An appropriate order follows.
ORDER
AND NOW, this 1st day of July, 1994, consistent with the foregoing Opinion, it is hereby ORDERED that said Opinion and this Order are filed in lieu of our prior Opinion and Order issued on June 21, 1994 and filed on June 22, 1994.
We vacated our prior Opinion and Order by an Order of June 28, 1994 so that we might address plaintiffs' state law claims.
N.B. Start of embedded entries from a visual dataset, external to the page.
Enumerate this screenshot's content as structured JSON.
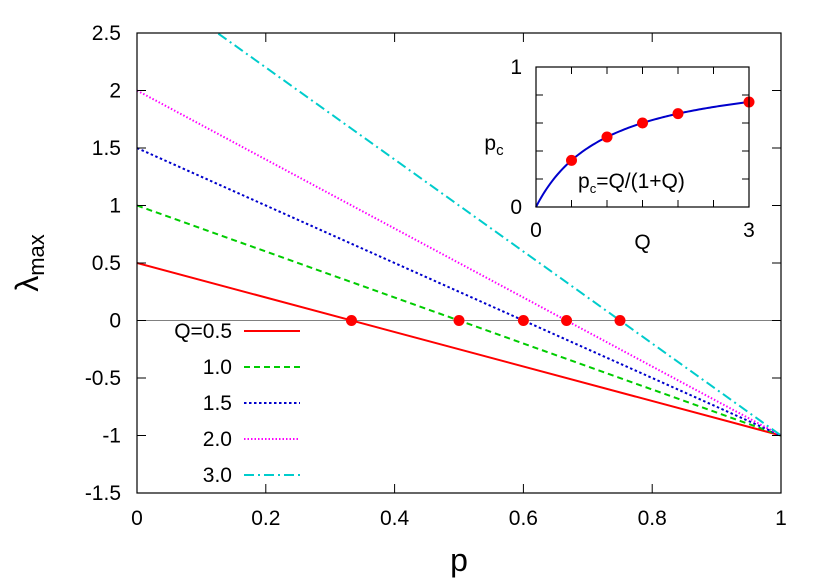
{
  "chart_data": [
    {
      "type": "line",
      "title": "",
      "xlabel": "p",
      "ylabel_main": "λ",
      "ylabel_sub": "max",
      "xlim": [
        0,
        1
      ],
      "ylim": [
        -1.5,
        2.5
      ],
      "xticks": [
        "0",
        "0.2",
        "0.4",
        "0.6",
        "0.8",
        "1"
      ],
      "yticks": [
        "2.5",
        "2",
        "1.5",
        "1",
        "0.5",
        "0",
        "-0.5",
        "-1",
        "-1.5"
      ],
      "zero_line": true,
      "legend_position": "bottom-left",
      "series": [
        {
          "name": "Q=0.5",
          "color": "#ff0000",
          "dash": "solid",
          "x": [
            0,
            1
          ],
          "y": [
            0.5,
            -1
          ]
        },
        {
          "name": "1.0",
          "color": "#00cc00",
          "dash": "dashed",
          "x": [
            0,
            1
          ],
          "y": [
            1.0,
            -1
          ]
        },
        {
          "name": "1.5",
          "color": "#0000cc",
          "dash": "dotted",
          "x": [
            0,
            1
          ],
          "y": [
            1.5,
            -1
          ]
        },
        {
          "name": "2.0",
          "color": "#ff00ff",
          "dash": "fine-dotted",
          "x": [
            0,
            1
          ],
          "y": [
            2.0,
            -1
          ]
        },
        {
          "name": "3.0",
          "color": "#00cccc",
          "dash": "dash-dot",
          "x": [
            0,
            1
          ],
          "y": [
            3.0,
            -1
          ]
        }
      ],
      "critical_points": {
        "color": "#ff0000",
        "x": [
          0.333,
          0.5,
          0.6,
          0.667,
          0.75
        ],
        "y": [
          0,
          0,
          0,
          0,
          0
        ]
      }
    },
    {
      "type": "line",
      "title": "",
      "xlabel": "Q",
      "ylabel_main": "p",
      "ylabel_sub": "c",
      "xlim": [
        0,
        3
      ],
      "ylim": [
        0,
        1
      ],
      "xticks": [
        "0",
        "3"
      ],
      "yticks": [
        "1",
        "0"
      ],
      "curve": {
        "name_main": "p",
        "name_sub": "c",
        "name_rest": "=Q/(1+Q)",
        "color": "#0000cc"
      },
      "points": {
        "color": "#ff0000",
        "x": [
          0.5,
          1.0,
          1.5,
          2.0,
          3.0
        ],
        "y": [
          0.333,
          0.5,
          0.6,
          0.667,
          0.75
        ]
      }
    }
  ]
}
1. Defendants' Motion for Summary Judgment, filed March 21, 1994, is GRANTED with respect to Counts I (Sherman Act), II (Maryland Anti-Trust Act), III (Breach of Contract), IV (Breach of Contract), VII (Implied Covenant of Good Faith), VIII (Implied Covenant of Good Faith), of Plaintiffs' Amended Complaint;
2. Defendants' Motion for Summary Judgment, filed March 21, 1994 is DENIED at this time with respect to Count VI (Promissory Estoppel) of Plaintiffs' Amended Complaint;
3. Defendants' Motion to Dismiss Plaintiffs' Transportation Law Claims, filed March 21, 1994, is GRANTED with respect to Count XI of Plaintiffs' Amended Complaint;
Consistent with the foregoing Opinion, to the extent that plaintiffs have raised a state law conspiracy claim in Count XI, summary judgment is entered in favor of defendants.
3. JUDGMENT IS ENTERED in favor of DEFENDANTS with respect to Counts I, II, III, IV, VII, and VIII of Plaintiffs' Amended Complaint, and also with respect to Plaintiffs' Civil Conspiracy Claim in Count XI; and
4. All federal claims in Count XI of Plaintiffs' Amended Complaint are hereby DISMISSED WITH PREJUDICE.